NMR Biomed. 2013 Feb;26(2):224-31. doi: 10.1002/nbm.2843. Epub 2012 Aug 22.
Both the availability of methods to manipulate genes and the completion of the mouse genome sequence have led to the generation of thousands of genetically modified mouse lines that provide a new platform for the study of mammalian development and developmental diseases. Phenotyping of mouse embryos has traditionally been performed on fixed embryos by the use of ex vivo histological, optical and high-resolution MRI techniques. Although potentially powerful, longitudinal imaging of individual animals is difficult or impossible with conventional optical methods because of the inaccessibility of mouse embryos inside the maternal uterus. To address this problem, we present a method of imaging the mouse embryo from stages as early as embryonic day (E)10.5, close to the onset of organogenesis in most physiological systems. This method uses a self-gated MRI protocol, combined with image registration, to obtain whole-embryo high-resolution (100 µm isotropic) three-dimensional images. Using this approach, we demonstrate high contrast in the cerebral vasculature, limbs, spine and central nervous system without the use of contrast agents. These results indicate the potential of MRI for the longitudinal imaging of developing mouse embryos in utero and for future applications in analyzing mutant mouse phenotypes.

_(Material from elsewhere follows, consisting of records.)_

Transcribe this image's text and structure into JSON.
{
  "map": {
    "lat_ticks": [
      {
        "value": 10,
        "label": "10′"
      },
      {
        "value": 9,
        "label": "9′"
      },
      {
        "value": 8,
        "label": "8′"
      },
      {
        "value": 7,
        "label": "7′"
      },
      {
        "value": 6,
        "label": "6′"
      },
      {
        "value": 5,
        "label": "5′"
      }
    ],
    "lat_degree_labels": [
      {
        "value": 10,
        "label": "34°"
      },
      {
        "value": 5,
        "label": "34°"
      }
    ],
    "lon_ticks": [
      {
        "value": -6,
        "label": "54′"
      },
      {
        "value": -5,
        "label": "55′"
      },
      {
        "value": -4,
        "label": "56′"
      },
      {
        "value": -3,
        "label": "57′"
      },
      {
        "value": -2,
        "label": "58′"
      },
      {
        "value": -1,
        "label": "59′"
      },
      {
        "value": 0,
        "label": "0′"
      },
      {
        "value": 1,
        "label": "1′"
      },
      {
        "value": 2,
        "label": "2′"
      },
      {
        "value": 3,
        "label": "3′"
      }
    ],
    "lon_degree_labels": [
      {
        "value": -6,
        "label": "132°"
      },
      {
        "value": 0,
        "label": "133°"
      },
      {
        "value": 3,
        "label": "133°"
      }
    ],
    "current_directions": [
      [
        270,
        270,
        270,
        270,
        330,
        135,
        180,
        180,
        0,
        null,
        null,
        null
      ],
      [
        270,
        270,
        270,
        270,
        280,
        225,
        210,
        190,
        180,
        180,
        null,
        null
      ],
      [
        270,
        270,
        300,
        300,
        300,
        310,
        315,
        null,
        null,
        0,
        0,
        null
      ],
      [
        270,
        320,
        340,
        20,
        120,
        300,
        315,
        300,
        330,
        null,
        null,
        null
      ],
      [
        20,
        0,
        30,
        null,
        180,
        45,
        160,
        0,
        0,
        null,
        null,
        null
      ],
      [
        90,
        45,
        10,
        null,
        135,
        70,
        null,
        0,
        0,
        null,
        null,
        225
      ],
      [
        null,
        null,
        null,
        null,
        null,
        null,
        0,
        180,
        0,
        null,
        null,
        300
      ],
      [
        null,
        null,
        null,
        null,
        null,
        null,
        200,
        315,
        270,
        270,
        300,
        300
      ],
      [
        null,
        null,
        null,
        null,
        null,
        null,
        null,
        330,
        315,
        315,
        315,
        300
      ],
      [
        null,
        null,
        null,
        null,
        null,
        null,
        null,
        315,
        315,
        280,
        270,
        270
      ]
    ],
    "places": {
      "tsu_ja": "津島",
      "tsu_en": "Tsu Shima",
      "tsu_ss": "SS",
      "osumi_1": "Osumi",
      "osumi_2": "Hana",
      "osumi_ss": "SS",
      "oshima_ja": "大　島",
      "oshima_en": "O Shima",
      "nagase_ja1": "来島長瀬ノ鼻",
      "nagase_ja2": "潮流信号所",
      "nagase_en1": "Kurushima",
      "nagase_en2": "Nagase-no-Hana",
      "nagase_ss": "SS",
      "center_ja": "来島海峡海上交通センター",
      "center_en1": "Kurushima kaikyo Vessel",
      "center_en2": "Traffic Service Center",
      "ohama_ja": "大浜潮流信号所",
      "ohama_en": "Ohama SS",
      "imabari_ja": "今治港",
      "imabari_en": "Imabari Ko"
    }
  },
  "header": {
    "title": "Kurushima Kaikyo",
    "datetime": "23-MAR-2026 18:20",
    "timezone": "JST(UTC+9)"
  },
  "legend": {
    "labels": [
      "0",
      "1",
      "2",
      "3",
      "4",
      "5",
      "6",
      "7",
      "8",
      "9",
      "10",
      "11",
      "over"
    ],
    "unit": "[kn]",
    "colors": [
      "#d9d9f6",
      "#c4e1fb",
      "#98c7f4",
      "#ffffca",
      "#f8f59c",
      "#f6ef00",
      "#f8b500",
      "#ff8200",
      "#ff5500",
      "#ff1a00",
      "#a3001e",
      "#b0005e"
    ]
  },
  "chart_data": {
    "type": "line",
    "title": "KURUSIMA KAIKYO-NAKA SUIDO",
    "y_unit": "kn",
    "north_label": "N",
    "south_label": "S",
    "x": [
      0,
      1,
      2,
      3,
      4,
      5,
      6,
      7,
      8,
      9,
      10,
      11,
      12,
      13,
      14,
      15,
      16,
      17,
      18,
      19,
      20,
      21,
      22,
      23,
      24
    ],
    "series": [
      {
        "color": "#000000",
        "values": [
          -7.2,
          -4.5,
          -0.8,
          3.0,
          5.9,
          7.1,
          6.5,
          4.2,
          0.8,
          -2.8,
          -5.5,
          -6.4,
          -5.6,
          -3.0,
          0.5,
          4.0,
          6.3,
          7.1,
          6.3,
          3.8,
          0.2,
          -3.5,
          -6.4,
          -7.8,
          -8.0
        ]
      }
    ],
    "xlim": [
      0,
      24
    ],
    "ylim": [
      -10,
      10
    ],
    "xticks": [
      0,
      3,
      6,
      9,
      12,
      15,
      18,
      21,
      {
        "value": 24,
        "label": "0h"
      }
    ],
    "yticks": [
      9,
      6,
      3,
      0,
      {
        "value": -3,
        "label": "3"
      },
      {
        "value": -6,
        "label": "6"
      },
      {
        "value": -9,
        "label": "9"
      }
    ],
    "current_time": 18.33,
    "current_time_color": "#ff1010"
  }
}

基因操作方法的可用性和小鼠基因组序列的完成,导致了数千种基因修饰小鼠品系的产生,为哺乳动物发育和发育性疾病的研究提供了新的平台。传统上,通过使用离体组织学、光学和高分辨率 MRI 技术,对固定的胚胎进行小鼠胚胎表型分析。尽管具有潜在的强大功能,但由于难以或不可能对母体子宫内的小鼠胚胎进行常规光学方法的纵向成像,因此对单个动物进行纵向成像变得很困难。为了解决这个问题,我们提出了一种从胚胎期(E)10.5 阶段开始对小鼠胚胎进行成像的方法,该阶段接近大多数生理系统器官发生的开始。该方法使用自门控 MRI 协议,结合图像配准,获得整个胚胎高分辨率(100 µm 各向同性)三维图像。使用这种方法,我们在不使用造影剂的情况下,在大脑血管、四肢、脊柱和中枢神经系统中获得了高对比度。这些结果表明 MRI 具有对子宫内发育中的小鼠胚胎进行纵向成像的潜力,并具有分析突变小鼠表型的未来应用。